Después, ceremonioso y sabedor de su otro oficio, con la uña de su índice derecho, manchada por los químicos de los revelados, dio varios golpecitos al frasquito. Luego con la sierrita fue haciendo una incisión alrededor del frasco y finalmente, con sus dos manos presionó y rompió la parte superior. Introdujo la punta de la aguja y con el émbolo de la jeringa, comenzó a succionar el líquido viscoso y pegajoso.
Mi madre dio sus explicaciones y finalmente salí librado de ese mal momento. Pero mi padre no cedía tan fácilmente. Llamó a una de mis hermanas quien se excusó diciendo que ella no estaba enferma. Además, se acababa de bañar y así no se podía poner la ampolleta.
Después fue el turno de mi hermana mayor. Ella también se excusó diciendo que ya estaba grande para seguir poniéndose esas ampolletas que dolían tanto. –Además, papá. Argumentó. –Apenas acabo de cenar y no es bueno ponerse ampolletas con la barriga llena.

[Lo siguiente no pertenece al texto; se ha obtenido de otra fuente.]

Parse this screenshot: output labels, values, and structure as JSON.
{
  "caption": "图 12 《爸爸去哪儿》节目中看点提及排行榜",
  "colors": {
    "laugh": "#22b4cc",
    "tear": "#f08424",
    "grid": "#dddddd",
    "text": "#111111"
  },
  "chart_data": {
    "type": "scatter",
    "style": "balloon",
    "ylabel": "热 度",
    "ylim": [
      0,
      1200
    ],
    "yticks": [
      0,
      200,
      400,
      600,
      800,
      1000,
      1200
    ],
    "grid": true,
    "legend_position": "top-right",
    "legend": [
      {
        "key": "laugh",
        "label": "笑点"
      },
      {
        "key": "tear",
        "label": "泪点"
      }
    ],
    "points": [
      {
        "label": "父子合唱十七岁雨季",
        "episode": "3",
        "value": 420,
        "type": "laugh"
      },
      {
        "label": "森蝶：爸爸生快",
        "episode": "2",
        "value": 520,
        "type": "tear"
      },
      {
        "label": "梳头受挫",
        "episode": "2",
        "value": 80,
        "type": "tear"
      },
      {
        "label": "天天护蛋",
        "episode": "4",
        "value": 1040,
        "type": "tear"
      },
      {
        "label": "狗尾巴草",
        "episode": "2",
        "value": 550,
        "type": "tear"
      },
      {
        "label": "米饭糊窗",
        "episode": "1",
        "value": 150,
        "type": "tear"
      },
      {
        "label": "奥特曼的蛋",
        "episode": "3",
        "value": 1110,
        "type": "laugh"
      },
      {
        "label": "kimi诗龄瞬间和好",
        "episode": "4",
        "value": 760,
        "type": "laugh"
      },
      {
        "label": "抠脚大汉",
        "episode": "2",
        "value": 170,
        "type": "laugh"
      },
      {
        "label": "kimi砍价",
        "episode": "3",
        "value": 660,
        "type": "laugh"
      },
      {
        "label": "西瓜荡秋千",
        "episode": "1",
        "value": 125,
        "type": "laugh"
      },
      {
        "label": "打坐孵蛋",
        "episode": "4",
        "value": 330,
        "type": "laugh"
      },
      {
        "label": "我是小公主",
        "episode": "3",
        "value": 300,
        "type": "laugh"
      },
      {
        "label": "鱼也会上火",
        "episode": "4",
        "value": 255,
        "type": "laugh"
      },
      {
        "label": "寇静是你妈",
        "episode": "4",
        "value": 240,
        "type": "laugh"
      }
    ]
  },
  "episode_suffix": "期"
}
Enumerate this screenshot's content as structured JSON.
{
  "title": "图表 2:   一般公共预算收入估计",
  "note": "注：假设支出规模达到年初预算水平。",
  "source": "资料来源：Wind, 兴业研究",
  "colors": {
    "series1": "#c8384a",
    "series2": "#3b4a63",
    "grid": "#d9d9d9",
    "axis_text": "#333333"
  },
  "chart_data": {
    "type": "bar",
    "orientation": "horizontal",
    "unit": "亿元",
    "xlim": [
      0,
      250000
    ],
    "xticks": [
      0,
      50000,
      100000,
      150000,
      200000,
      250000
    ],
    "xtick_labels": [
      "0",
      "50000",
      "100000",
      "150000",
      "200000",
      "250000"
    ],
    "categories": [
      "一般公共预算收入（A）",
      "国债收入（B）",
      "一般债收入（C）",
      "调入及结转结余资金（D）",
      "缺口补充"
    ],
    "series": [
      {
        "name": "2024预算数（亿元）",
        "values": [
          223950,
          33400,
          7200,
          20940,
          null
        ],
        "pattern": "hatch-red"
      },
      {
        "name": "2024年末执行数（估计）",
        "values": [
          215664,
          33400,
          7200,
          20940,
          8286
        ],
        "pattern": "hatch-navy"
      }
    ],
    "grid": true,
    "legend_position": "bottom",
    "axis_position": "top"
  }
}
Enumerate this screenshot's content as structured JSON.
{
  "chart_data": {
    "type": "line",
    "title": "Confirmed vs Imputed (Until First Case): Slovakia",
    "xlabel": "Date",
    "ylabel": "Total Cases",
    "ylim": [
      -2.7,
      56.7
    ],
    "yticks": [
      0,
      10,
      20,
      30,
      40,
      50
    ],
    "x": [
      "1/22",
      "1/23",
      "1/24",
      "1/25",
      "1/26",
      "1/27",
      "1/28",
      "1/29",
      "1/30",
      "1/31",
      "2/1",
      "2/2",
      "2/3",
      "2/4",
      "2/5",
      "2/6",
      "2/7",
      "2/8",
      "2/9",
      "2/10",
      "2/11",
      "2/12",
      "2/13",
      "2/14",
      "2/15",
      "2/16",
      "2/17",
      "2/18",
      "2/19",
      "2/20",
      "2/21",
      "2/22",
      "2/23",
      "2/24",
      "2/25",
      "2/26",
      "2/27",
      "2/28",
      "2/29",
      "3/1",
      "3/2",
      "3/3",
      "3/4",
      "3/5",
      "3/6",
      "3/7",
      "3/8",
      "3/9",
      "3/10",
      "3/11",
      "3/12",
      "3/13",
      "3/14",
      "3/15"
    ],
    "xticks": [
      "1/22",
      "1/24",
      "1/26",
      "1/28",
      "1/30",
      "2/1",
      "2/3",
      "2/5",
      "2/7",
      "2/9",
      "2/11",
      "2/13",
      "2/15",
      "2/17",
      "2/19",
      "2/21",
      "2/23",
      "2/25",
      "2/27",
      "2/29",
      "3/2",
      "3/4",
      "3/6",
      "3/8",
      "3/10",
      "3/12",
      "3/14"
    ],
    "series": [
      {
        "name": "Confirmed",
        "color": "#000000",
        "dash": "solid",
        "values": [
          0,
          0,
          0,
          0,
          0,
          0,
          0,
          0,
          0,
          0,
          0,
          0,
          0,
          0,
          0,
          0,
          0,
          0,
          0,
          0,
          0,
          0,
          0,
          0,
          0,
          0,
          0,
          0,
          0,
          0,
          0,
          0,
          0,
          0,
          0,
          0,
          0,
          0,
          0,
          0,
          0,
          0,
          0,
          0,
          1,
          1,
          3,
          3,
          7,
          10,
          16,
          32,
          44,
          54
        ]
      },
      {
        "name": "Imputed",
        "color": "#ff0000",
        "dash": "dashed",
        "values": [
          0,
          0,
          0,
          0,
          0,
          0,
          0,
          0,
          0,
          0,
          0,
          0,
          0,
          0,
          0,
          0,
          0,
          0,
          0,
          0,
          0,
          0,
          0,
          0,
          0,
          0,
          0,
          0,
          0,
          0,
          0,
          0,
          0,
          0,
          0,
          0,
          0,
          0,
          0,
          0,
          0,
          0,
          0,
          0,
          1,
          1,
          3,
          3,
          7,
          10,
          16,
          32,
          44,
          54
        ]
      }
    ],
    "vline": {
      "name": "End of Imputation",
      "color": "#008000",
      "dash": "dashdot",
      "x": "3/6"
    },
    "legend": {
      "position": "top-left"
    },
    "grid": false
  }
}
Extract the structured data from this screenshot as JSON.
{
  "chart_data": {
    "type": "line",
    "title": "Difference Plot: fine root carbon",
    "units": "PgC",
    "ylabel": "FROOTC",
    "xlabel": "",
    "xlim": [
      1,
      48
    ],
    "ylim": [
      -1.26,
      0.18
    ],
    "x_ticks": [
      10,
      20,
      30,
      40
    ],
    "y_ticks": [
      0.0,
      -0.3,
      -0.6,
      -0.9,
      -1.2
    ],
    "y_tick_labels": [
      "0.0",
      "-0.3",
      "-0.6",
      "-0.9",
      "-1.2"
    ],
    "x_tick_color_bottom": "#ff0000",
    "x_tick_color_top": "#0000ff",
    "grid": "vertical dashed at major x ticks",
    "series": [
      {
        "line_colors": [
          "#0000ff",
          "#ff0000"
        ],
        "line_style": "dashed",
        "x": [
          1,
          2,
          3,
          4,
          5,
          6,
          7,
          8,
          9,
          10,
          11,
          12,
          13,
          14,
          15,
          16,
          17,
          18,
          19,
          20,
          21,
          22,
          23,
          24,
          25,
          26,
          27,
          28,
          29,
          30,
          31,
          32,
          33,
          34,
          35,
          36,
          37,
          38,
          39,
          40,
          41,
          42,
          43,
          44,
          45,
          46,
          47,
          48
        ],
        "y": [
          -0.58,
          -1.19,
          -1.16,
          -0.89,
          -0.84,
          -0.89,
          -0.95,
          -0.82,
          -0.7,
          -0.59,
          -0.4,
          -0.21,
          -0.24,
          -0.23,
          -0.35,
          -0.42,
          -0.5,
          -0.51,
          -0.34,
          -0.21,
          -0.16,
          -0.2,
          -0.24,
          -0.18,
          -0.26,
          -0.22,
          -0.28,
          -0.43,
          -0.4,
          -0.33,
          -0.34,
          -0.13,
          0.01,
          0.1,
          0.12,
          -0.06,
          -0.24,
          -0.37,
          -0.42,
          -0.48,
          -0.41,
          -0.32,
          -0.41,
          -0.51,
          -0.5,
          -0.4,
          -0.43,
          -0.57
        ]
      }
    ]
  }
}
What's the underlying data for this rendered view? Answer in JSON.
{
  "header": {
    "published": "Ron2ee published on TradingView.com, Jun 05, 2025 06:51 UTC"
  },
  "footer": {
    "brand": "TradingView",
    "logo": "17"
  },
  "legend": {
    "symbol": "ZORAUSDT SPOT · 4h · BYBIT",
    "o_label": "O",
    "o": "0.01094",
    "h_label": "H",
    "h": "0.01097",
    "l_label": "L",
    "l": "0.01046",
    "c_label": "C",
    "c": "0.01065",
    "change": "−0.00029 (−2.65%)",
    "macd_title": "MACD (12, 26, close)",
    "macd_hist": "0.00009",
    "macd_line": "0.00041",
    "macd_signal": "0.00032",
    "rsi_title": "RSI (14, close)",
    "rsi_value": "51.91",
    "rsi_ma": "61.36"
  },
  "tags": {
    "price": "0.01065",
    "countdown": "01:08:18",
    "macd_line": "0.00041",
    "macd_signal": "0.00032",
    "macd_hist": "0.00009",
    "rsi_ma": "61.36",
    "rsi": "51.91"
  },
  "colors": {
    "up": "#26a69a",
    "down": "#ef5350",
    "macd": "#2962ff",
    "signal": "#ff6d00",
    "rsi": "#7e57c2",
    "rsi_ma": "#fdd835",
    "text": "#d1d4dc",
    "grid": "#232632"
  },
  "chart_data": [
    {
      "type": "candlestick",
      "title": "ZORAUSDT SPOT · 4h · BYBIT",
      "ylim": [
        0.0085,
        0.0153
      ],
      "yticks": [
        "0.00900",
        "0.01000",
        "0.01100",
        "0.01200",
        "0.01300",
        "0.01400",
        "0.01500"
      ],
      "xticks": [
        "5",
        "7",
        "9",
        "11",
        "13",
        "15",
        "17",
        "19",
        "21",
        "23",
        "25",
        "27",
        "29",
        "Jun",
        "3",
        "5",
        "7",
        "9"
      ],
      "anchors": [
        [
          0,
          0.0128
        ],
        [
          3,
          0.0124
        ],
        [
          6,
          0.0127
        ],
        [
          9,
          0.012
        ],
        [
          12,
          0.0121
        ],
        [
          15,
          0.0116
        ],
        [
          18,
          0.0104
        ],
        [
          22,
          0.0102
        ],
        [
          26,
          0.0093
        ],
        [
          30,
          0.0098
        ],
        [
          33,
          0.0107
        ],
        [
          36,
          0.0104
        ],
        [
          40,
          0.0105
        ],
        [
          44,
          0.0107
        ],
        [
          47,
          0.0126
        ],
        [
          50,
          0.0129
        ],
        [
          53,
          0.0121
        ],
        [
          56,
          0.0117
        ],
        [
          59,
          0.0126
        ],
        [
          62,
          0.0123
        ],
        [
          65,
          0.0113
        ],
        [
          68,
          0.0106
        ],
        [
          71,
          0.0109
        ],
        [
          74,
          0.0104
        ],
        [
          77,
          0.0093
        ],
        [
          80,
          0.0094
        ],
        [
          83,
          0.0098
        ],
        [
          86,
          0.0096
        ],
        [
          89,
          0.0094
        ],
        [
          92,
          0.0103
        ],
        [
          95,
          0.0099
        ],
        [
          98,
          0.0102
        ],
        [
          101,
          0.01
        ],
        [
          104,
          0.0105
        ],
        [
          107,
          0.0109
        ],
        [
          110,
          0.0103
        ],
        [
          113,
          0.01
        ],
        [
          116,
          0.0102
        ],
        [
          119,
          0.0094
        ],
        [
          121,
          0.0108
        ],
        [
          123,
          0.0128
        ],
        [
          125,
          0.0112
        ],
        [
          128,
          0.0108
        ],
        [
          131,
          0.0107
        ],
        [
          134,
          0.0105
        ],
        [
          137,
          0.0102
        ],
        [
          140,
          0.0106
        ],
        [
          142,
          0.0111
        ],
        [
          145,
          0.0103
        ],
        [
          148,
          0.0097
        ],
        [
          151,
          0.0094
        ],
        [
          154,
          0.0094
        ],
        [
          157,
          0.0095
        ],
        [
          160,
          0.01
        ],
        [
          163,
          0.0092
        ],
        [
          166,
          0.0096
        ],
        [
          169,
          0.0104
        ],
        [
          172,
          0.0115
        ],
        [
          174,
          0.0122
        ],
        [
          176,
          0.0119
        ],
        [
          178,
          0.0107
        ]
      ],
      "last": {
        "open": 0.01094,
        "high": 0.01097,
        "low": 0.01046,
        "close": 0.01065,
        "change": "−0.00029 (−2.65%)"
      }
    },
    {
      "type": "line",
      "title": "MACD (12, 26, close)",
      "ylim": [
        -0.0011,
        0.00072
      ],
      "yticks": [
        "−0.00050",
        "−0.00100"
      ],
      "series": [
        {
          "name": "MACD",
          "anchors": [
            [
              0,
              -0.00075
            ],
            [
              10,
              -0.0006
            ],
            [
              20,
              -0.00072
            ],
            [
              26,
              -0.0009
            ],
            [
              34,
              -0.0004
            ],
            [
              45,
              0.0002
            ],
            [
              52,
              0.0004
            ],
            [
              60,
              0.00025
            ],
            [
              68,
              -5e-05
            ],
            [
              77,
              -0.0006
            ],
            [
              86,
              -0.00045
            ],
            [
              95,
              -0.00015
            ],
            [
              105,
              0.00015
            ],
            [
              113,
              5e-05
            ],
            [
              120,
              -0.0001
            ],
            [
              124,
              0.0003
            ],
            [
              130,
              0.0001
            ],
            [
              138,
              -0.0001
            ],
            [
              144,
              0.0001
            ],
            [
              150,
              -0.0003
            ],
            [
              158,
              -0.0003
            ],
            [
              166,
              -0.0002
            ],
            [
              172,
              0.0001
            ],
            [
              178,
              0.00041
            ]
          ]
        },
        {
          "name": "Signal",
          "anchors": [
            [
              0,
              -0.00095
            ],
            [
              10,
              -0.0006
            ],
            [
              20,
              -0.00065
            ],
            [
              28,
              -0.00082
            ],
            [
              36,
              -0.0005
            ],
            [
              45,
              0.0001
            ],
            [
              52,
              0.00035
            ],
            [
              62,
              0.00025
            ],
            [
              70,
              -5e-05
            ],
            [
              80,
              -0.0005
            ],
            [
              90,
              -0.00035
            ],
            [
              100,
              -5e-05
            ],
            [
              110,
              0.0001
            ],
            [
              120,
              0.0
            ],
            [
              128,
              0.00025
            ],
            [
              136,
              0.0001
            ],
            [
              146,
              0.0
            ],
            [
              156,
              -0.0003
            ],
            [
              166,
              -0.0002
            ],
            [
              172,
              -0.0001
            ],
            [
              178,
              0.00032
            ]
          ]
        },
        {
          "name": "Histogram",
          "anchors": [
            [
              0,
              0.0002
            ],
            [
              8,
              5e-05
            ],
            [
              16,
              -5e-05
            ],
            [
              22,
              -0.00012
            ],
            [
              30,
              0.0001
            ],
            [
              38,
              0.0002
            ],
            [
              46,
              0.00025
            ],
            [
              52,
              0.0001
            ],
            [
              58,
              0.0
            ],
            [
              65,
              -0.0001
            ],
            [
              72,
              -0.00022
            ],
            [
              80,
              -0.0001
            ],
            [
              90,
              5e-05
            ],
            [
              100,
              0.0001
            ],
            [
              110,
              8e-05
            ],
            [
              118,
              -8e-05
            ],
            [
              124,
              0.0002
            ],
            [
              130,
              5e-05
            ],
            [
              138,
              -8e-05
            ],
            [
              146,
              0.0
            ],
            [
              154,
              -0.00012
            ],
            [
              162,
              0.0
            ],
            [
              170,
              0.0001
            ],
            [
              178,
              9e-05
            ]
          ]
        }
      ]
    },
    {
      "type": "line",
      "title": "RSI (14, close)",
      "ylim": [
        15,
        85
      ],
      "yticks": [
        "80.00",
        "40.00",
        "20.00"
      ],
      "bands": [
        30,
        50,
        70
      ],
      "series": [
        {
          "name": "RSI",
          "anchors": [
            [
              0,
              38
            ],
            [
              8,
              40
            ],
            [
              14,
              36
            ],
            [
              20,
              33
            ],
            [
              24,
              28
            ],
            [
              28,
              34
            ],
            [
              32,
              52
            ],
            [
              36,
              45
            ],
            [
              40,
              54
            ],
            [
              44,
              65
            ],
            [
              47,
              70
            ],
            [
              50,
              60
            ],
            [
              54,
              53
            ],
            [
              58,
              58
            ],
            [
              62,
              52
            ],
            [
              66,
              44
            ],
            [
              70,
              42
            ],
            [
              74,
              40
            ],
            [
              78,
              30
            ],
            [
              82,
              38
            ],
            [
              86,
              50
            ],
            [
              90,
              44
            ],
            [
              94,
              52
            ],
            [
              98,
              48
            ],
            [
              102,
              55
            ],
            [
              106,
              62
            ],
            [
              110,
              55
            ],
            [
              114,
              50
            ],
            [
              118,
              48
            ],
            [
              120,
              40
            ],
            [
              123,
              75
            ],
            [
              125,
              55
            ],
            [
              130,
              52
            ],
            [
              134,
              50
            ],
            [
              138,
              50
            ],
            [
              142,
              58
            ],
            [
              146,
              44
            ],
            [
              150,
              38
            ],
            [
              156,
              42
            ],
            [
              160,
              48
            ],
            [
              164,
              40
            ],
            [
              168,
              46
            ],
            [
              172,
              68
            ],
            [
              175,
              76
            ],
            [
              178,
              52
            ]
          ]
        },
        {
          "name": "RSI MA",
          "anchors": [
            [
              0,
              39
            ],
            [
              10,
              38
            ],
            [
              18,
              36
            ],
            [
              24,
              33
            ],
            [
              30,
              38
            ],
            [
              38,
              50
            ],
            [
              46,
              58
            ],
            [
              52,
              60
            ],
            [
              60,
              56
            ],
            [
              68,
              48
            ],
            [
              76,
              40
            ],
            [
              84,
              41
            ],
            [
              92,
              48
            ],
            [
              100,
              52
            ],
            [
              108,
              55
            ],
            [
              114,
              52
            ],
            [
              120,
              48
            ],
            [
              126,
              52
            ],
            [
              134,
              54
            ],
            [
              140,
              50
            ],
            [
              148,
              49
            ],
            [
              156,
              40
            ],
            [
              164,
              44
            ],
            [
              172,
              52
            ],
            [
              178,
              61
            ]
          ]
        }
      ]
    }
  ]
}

Ya a mi padre se le veía impaciente y con malas pulgas. Fue y buscó a uno de mis hermanos y este se escabulló y se perdió en medio de la calle. Finalmente, viendo a mi madre, frunció el ceño y le preguntó, -Carmen, venga para ponerle la ampolleta a usted. Pero mi madre ni tonta ni sonsa, le dijo:
-Ay, Guerrero, fíjese que apenas anoche me puso la de vitamina y tengo que descansar esta nalga que me la dejó morada.
Viendo mi padre que nadie quería inyectarse, se fue hasta el umbral de la puerta que daba al patio. Apuntó la ampolleta a la oscuridad de la noche y mientras dejaba salir el líquido aceitoso, exclamó: -Entonces que se la ponga el patio y no se enferme más.